Posted by Alan Childress
That’s the question puzzling — rightly I’d say, under California law — Peter Henning over at the White Collar Crime Prof Blog (presumably a site not about law profs accused of white collar crime). In a nice post from yesterday, Henning, a Wayne State professor [right], reports on an alleged Ponzi
scheme and a press release by the U.S. Attorney’s Office in L.A. announcing the accused’s upcoming criminal trial date. Henning finds particularly “interesting” a throwaway line in the USAO release to the effect that the fraud investigation started by the accused’s attorney reporting the criminal conduct to the USAO. Henning wonders, assuming the press release is accurate, how that happened without violating the current California Rules of Professional Conduct (linked here). He points out that California did not adopt any of the ABA Model Rules versions which extend a future-crime exception to financial harm, instead tightly limiting permissive disclosure in Rule 3-100 to future physical violence. I’d add that California also did not adopt the MR exception based on a lawyer’s participation in the crime or fraud. I’d add further that even California’s proposed major revisions to its Rules, out now for public comment, will follow numbering like the ABA but do not yet propose to adopt any new exceptions to confidentiality. That’s not surprising, given how strongly the California Business & Professions Code is traditionally seen to protect confidentiality and privilege. Nor is the lawyer ethically permitted to induce others to violate these principles (Rule 1-120) or interfere with privilege (B&P Code sec. 6217), raising the additional question whether the USAO could encourage the defendant’s attorney to reveal information.

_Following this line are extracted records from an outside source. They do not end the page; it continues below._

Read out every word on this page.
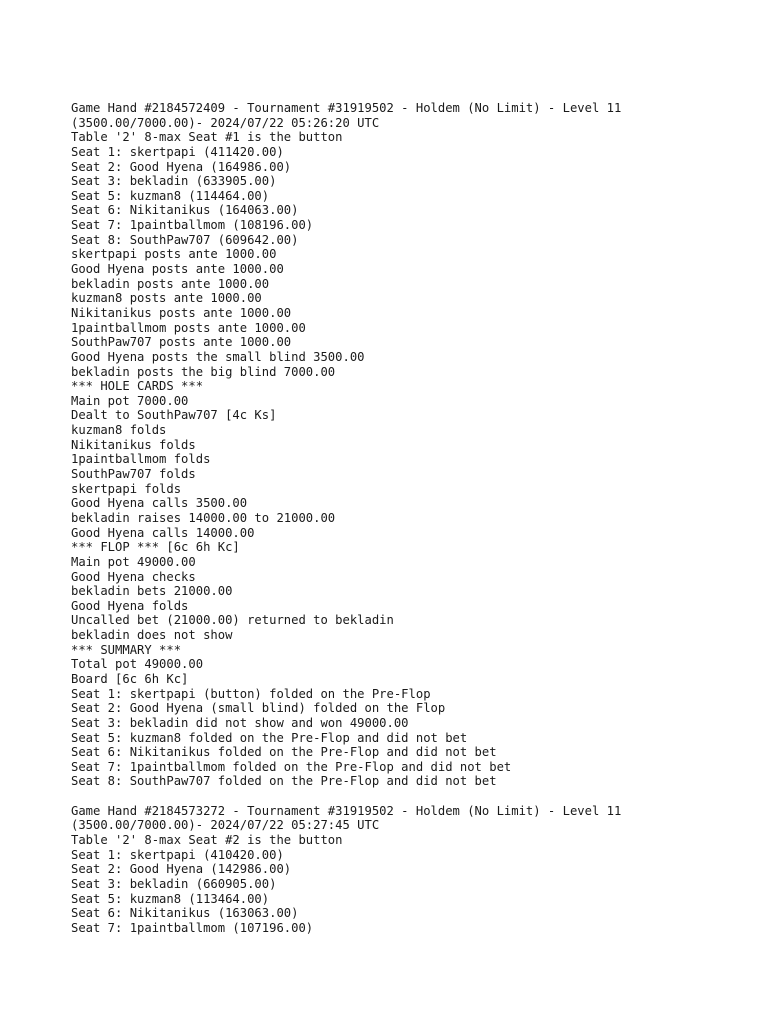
Game Hand #2184572409 - Tournament #31919502 - Holdem (No Limit) - Level 11
(3500.00/7000.00)- 2024/07/22 05:26:20 UTC
Table '2' 8-max Seat #1 is the button
Seat 1: skertpapi (411420.00)
Seat 2: Good Hyena (164986.00)
Seat 3: bekladin (633905.00)
Seat 5: kuzman8 (114464.00)
Seat 6: Nikitanikus (164063.00)
Seat 7: 1paintballmom (108196.00)
Seat 8: SouthPaw707 (609642.00)
skertpapi posts ante 1000.00
Good Hyena posts ante 1000.00
bekladin posts ante 1000.00
kuzman8 posts ante 1000.00
Nikitanikus posts ante 1000.00
1paintballmom posts ante 1000.00
SouthPaw707 posts ante 1000.00
Good Hyena posts the small blind 3500.00
bekladin posts the big blind 7000.00
*** HOLE CARDS ***
Main pot 7000.00
Dealt to SouthPaw707 [4c Ks]
kuzman8 folds
Nikitanikus folds
1paintballmom folds
SouthPaw707 folds
skertpapi folds
Good Hyena calls 3500.00
bekladin raises 14000.00 to 21000.00
Good Hyena calls 14000.00
*** FLOP *** [6c 6h Kc]
Main pot 49000.00
Good Hyena checks
bekladin bets 21000.00
Good Hyena folds
Uncalled bet (21000.00) returned to bekladin
bekladin does not show
*** SUMMARY ***
Total pot 49000.00
Board [6c 6h Kc]
Seat 1: skertpapi (button) folded on the Pre-Flop
Seat 2: Good Hyena (small blind) folded on the Flop
Seat 3: bekladin did not show and won 49000.00
Seat 5: kuzman8 folded on the Pre-Flop and did not bet
Seat 6: Nikitanikus folded on the Pre-Flop and did not bet
Seat 7: 1paintballmom folded on the Pre-Flop and did not bet
Seat 8: SouthPaw707 folded on the Pre-Flop and did not bet
Game Hand #2184573272 - Tournament #31919502 - Holdem (No Limit) - Level 11
(3500.00/7000.00)- 2024/07/22 05:27:45 UTC
Table '2' 8-max Seat #2 is the button
Seat 1: skertpapi (410420.00)
Seat 2: Good Hyena (142986.00)
Seat 3: bekladin (660905.00)
Seat 5: kuzman8 (113464.00)
Seat 6: Nikitanikus (163063.00)
Seat 7: 1paintballmom (107196.00)
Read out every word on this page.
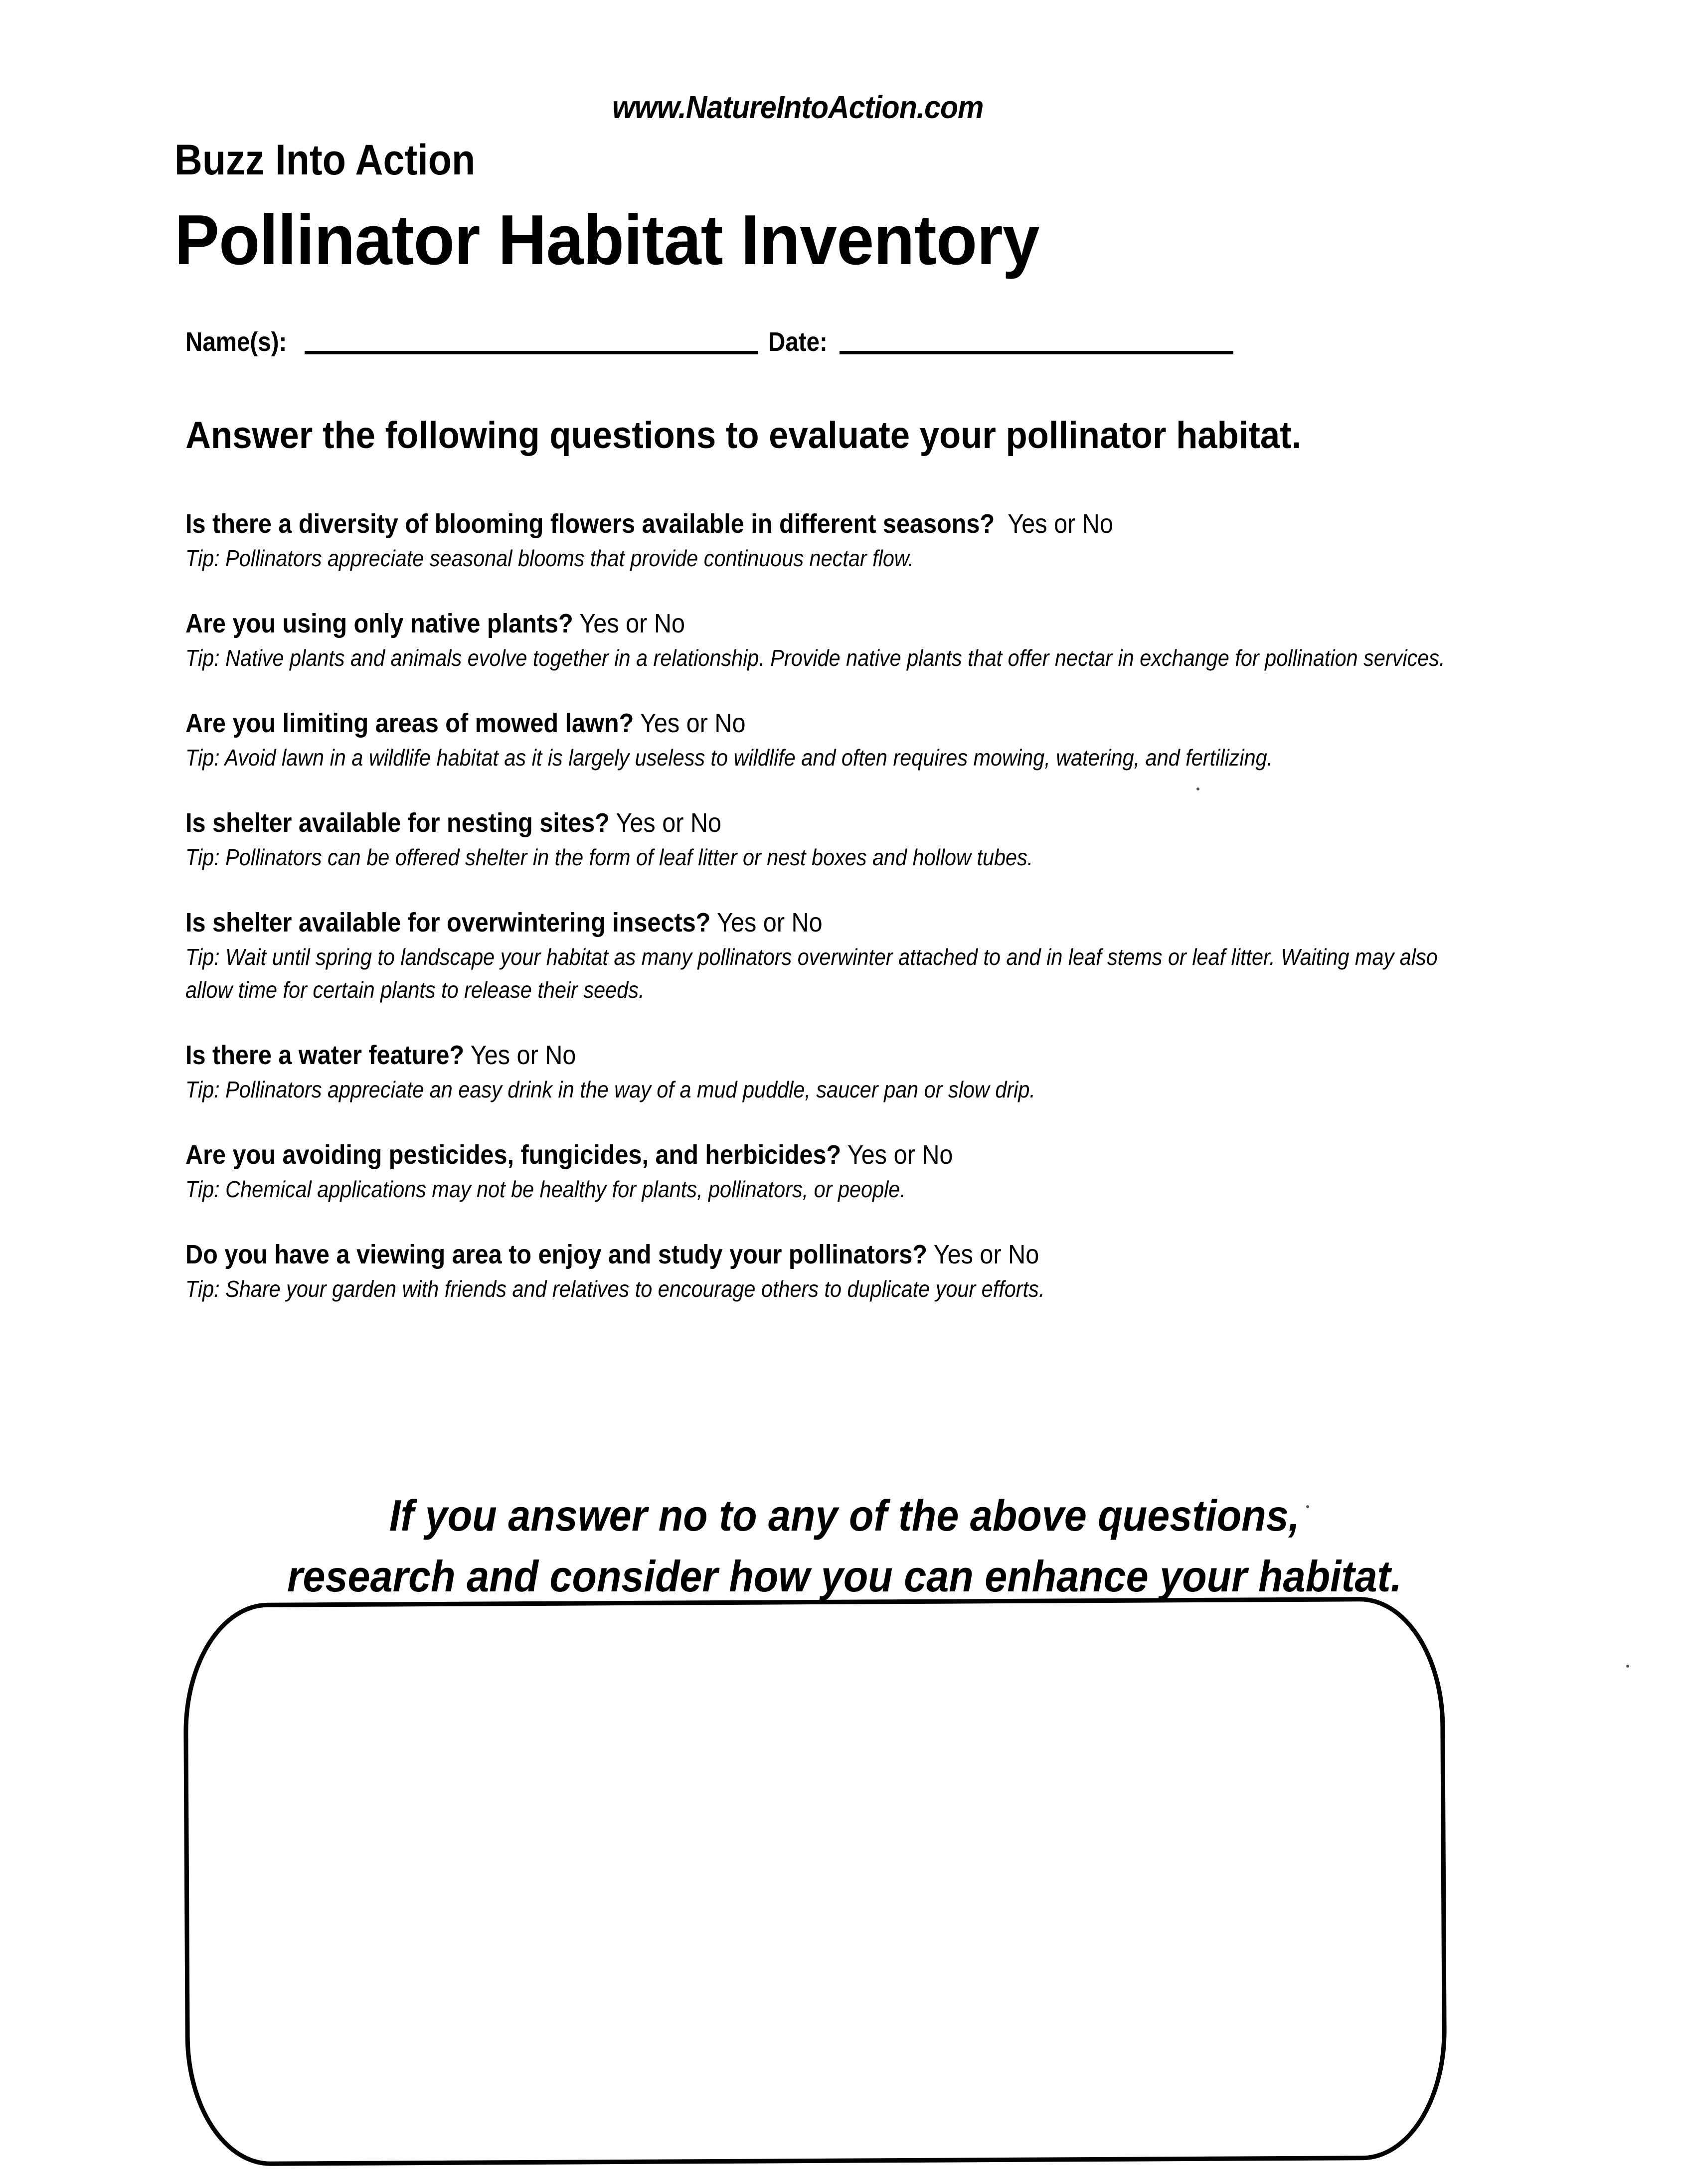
www.NatureIntoAction.com
Buzz Into Action
Pollinator Habitat Inventory
Name(s):	Date:
Answer the following questions to evaluate your pollinator habitat.
Is there a diversity of blooming flowers available in different seasons? Yes or No
Tip: Pollinators appreciate seasonal blooms that provide continuous nectar flow.
Are you using only native plants? Yes or No
Tip: Native plants and animals evolve together in a relationship. Provide native plants that offer nectar in exchange for pollination services.
Are you limiting areas of mowed lawn? Yes or No
Tip: Avoid lawn in a wildlife habitat as it is largely useless to wildlife and often requires mowing, watering, and fertilizing.
Is shelter available for nesting sites? Yes or No
Tip: Pollinators can be offered shelter in the form of leaf litter or nest boxes and hollow tubes.
Is shelter available for overwintering insects? Yes or No
Tip: Wait until spring to landscape your habitat as many pollinators overwinter attached to and in leaf stems or leaf litter. Waiting may also allow time for certain plants to release their seeds.
Is there a water feature? Yes or No
Tip: Pollinators appreciate an easy drink in the way of a mud puddle, saucer pan or slow drip.
Are you avoiding pesticides, fungicides, and herbicides? Yes or No
Tip: Chemical applications may not be healthy for plants, pollinators, or people.
Do you have a viewing area to enjoy and study your pollinators? Yes or No
Tip: Share your garden with friends and relatives to encourage others to duplicate your efforts.
If you answer no to any of the above questions,
research and consider how you can enhance your habitat.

So I don’t have an answer for Henning either, except to agree with his puzzlement. Maybe the scheme had effects and victims in California allowing prosecution there, but the lawyer represented the Ponz in one of the growing number of states adopting newer versions of the ABA MR which include economic crime as well as criminal acts which the lawyer helped advance? Maybe one of the ethical readers of this blog has a better answer than I do? Plus Henning should update us if he finds out more details, please; I will bet there is a simple explanation for this not at all like the Al Pacino character in “…And Justice For All” in his willingness to give up his license for the supposed greater good of telling the court that his client and everyone else were “all out of order!” For an interesting study of a government [DOJ ethics] lawyer willing to risk exactly that, to disclose her view that the Bush administration — very likely her client — had withheld information on the questioning of John Walker Lindh, see this analysis by David McGowan, on which Jeff had previously opined (on other grounds). Anyway, like Henning, I don’t get it here.